No, no. It gets worse.

Once I found out the interesting fact that "Get Back" was the first stereo single in the U.S. (April 11, 1969) and "The Ballad of John and Yoko" was the first in the U.K. (May 30th, 1969), I realized that this would be a changing fact at some point, and only a certain number of the tracks would follow this 'rule' I'd stupidly created.

So, from there, I worked along until I hit the interesting point: Magical Mystery Tour.

Now, in the U.K., Magical Mystery Tour was just an EP, which meant it was shorter than an album but longer than a single (to simplify things as much as possible), and only contained "Magical Mystery Tour," "The Fool on the Hill," "Flying," "Blue Jay Way," "Your Mother Should Know," and "I Am the Walrus." In the U.S., it was combined with the "All You Need Is Love" single (including its B-side, "Baby You're a Rich Man"), the "Strawberry Fields Forever"/"Penny Lane" double A-side, and "Hello Goodbye" (which had, as its B-side "I Am the Walrus" which was already on the EP).
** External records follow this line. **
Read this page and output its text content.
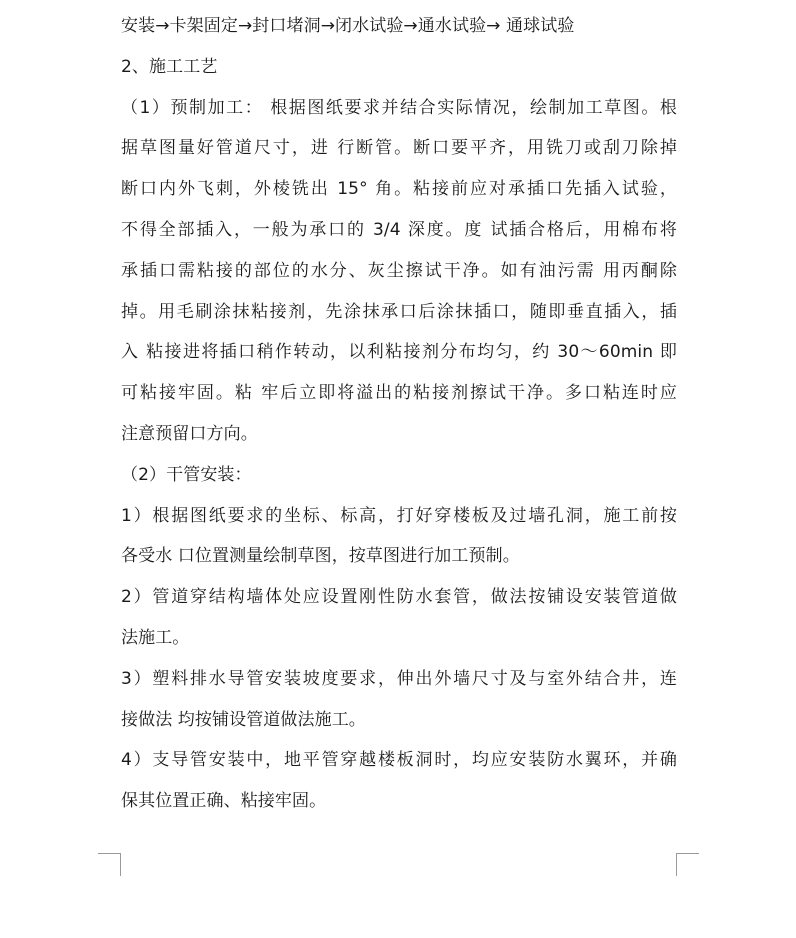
安装→卡架固定→封口堵洞→闭水试验→通水试验→ 通球试验

2、施工工艺

（1）预制加工： 根据图纸要求并结合实际情况，绘制加工草图。根

据草图量好管道尺寸，进 行断管。断口要平齐，用铣刀或刮刀除掉

断口内外飞刺，外棱铣出 15° 角。粘接前应对承插口先插入试验，

不得全部插入，一般为承口的 3/4 深度。度 试插合格后，用棉布将

承插口需粘接的部位的水分、灰尘擦试干净。如有油污需 用丙酮除

掉。用毛刷涂抹粘接剂，先涂抹承口后涂抹插口，随即垂直插入，插

入 粘接进将插口稍作转动，以利粘接剂分布均匀，约 30～60min 即

可粘接牢固。粘 牢后立即将溢出的粘接剂擦试干净。多口粘连时应

注意预留口方向。

（2）干管安装：

1）根据图纸要求的坐标、标高，打好穿楼板及过墙孔洞，施工前按

各受水 口位置测量绘制草图，按草图进行加工预制。

2）管道穿结构墙体处应设置刚性防水套管，做法按铺设安装管道做

法施工。

3）塑料排水导管安装坡度要求，伸出外墙尺寸及与室外结合井，连

接做法 均按铺设管道做法施工。

4）支导管安装中，地平管穿越楼板洞时，均应安装防水翼环，并确

保其位置正确、粘接牢固。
So now I had an interesting point: technically, this meant those five songs were released at around that date with stereo mixes, just not as singles. So, now, those three singles, because I'm ridiculous, have the cover art for the American album version of Magical Mystery Tour (which expands upon the original art with a patterned yellow and blue border, and pink-on-white lettering listing the track titles).



Is this important?
No, not really. But this gives you an insight into just how ridiculous I can be about these things. Luckily, separating out "not originally released in mono at all" from playlists to have an even mix of 'appropriate mixes for chronology' is not on my list of things to do. I can tell the program I use--Media Monkey--to exclude tracks, albums, etc that include "Mono" (as I've labeled them appropriately) and stick to stereo (and make a separate list for pure mono, which I've done, and just requiring that it does contain the word, instead). But picking tracks here and there would be eight kinds of headache.

Anyway, there's your little window into what I do with my free time. What, more importantly (and, perhaps, terrifyingly), I enjoy doing with it.